The paper "OpenMP Task Scheduling Strategies for Multicore NUMA Systems" has been accepted for publication in the peer-reviewed journal International Jounral of High Performance Computing Applications.

Convergent Haplotype Association Tagging

A haplotype is a DNA sequence that has been inherited from one parent. Each person possesses two haplotypes for most regions of the genome. The process of deducing haplotype information based on genotype data is known as haplotype phasing. Haplotype information is important in untangling the heritability of traits of interest such as generic disorders. We can use genetic markers that are uncommon in the population as beacons to identify common ancestors for individuals that are not known to be related. The design of this phasing strategy is ongoing. My responsibilities involve scaling our phasing algorithm to thousands of individuals and hundreds of thousands of genetic markers per individual.

The OpenMx Project intends to rewrite and extend the popular statistical package Mx to address the challenges facing a large range of modern statistical problems such as: (i) the difficulty of measuring behavioral traits; (ii) the availability of technologies - such as such as magnetic resonance imaging, continuous physiological monitoring and microarrays - which generate extremely large amounts of data often with complex time-dependent patterning; (iii) increased sophistication in the statistical models used to analyze the data. To address these problems, the Mx Structural Equation Modeling software will be rewritten so as to: (i) split OpenMx into modules that interoperate with the R statistical package; (ii) release OpenMx as open source so as to provide a stable path for future maintenance and development; (iii) integrate OpenMx with the Swift (formerly VDL) parallel workflow software.

The paper "OpenMx: An Open Source Extended Structural Equation Modeling Framework" has been accepted for publication in the peer-reviewed journal Psychometrika, the print journal of the Psychometric Society.

Cache-conscious concurrent data structures

The power wall, the ILP wall, and the memory wall are driving a trend from implicitly parallel architectures towards explicitly parallel architectures. The memory wall has been identified as one of the fundamental challenges to high-performance concurrent computing. The design of cache-conscious concurrent data structures for many-core systems will show significant performance improvements over the state of the art in concurrent data structure designs for those applications that must contend with the deleterious effects of the memory wall. The design of cache-conscious, linearizable concurrent data structures has advantageous properties that can be measured across multiple architecture platforms. My dissertation research fills the gap in cache-conscious concurrent data structures by providing concurrent algorithms that implement an ordered set abstract data type. The dense skip tree is a randomized data structure that has been designed to probabilistically exploit spatial locality of reference. The dense skip tree causes fewer cache misses than self-balancing binary search trees by probabilistically aggregating consecutive sequences of keys into contiguous regions of memory. The primary contributions of my thesis are the optimistic skip tree algorithm, the lock-free concurrent skip tree algorithm, and the lock-free concurrent HAT trie algorithm.

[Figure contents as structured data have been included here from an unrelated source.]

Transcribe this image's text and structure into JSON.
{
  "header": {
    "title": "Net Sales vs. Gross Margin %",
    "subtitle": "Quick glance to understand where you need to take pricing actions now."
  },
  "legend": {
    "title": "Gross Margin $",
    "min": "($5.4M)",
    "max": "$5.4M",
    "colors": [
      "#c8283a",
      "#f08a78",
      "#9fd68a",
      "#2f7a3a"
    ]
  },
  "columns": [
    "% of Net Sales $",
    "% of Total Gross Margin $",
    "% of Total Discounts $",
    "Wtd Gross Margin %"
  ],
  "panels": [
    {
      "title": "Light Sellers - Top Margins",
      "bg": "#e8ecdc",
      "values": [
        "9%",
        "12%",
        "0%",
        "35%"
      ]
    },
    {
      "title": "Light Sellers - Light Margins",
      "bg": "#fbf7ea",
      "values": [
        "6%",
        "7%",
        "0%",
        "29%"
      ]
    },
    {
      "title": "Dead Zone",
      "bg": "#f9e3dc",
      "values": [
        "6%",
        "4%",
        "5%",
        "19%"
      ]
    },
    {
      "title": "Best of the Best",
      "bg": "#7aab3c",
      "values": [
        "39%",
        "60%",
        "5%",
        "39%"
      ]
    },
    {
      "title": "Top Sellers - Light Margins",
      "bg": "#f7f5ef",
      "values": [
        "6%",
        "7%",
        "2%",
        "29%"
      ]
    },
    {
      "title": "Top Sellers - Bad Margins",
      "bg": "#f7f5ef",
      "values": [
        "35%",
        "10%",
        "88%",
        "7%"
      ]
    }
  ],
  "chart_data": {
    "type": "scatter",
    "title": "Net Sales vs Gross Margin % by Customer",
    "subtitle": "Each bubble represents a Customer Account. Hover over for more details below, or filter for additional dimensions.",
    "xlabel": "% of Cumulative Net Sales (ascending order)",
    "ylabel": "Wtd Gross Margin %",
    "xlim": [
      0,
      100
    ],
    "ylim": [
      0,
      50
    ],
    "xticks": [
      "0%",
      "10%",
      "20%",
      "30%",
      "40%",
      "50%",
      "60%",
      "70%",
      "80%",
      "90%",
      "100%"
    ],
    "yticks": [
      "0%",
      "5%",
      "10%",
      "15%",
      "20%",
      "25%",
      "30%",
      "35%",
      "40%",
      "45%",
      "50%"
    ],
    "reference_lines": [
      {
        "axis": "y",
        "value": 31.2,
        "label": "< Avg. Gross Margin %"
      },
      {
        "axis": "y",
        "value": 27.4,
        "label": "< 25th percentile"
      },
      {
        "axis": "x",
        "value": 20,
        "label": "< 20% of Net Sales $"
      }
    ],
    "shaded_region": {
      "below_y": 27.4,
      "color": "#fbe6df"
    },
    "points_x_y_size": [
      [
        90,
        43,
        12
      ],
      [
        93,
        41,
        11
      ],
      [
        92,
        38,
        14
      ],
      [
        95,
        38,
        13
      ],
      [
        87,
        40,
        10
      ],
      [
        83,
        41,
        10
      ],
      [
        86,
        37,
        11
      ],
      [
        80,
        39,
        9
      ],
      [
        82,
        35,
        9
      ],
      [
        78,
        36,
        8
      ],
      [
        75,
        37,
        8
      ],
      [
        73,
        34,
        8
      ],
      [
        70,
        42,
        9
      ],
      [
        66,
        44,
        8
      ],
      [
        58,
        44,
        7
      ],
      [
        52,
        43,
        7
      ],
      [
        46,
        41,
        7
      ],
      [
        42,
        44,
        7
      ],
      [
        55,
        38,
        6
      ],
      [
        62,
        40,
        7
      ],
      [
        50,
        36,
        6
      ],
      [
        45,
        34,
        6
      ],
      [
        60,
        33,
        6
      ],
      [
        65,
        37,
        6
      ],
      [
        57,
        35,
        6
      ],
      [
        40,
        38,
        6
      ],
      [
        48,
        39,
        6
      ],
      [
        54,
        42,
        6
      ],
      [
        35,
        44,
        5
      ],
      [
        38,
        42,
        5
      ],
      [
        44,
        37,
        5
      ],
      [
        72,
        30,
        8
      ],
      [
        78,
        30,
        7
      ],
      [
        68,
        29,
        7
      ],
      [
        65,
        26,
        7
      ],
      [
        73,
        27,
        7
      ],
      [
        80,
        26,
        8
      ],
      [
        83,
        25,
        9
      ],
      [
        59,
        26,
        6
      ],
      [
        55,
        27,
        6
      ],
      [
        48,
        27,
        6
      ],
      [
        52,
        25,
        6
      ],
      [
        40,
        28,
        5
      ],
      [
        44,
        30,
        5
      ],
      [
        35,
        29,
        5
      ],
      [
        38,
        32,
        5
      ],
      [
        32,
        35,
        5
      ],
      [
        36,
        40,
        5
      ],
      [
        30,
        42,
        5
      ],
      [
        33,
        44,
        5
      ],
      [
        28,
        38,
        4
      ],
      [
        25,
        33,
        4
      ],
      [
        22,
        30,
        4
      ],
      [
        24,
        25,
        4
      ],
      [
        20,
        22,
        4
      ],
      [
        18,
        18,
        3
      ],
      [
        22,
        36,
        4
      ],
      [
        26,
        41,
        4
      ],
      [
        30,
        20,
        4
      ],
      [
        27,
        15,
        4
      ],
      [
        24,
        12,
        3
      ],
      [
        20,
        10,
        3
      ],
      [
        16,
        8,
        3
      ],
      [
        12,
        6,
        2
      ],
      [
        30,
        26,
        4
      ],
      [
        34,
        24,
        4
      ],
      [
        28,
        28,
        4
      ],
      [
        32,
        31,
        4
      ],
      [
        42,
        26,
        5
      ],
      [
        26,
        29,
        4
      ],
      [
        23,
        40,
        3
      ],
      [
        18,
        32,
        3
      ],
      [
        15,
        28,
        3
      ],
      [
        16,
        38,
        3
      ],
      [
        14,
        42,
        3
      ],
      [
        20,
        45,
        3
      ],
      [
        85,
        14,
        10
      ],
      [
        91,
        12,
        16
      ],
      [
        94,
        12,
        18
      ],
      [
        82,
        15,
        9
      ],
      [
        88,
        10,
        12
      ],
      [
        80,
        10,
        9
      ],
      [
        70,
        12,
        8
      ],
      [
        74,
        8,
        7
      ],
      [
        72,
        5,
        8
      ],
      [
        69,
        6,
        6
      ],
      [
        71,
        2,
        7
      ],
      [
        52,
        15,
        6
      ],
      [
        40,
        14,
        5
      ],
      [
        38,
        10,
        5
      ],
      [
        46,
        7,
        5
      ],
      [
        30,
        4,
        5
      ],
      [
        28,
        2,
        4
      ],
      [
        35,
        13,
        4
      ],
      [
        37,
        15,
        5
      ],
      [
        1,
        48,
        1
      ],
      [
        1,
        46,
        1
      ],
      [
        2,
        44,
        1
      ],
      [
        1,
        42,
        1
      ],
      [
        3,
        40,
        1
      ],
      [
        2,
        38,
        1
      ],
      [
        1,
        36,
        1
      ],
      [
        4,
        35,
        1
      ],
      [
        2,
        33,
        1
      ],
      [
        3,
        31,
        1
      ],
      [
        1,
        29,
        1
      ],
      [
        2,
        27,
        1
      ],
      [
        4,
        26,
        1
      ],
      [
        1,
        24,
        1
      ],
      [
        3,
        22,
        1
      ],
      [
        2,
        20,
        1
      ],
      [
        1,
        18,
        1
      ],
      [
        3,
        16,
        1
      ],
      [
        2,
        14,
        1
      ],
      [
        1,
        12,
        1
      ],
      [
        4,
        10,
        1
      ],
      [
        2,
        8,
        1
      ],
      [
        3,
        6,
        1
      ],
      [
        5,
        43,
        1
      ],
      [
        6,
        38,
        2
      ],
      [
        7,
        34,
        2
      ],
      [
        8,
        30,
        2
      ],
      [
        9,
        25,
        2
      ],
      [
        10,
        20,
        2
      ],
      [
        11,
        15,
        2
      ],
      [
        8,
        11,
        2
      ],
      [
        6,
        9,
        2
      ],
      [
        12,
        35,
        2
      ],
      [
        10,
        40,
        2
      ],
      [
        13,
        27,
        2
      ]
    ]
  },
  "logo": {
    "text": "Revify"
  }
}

I successfully defended my dissertation on April 18, 2011. A copy of the thesis is available online.

Fortress

Fortress was a programming language designed for high-performance computing with high programmability. Fortress will support features such as transactions, specification of locality, and implicit parallel computation as integral features built into the core of the language. Features such as the Fortress component system and test framework facilitate program assembly and testing, and enable powerful compiler optimizations across library boundaries. The syntax and type system of Fortress are custom-tailored to modern HPC programming, supporting mathematical notation and static checking of properties such as physical units and dimensions, static type checking of multidimensional arrays and matrices, and definitions of domain-specific language syntax in libraries.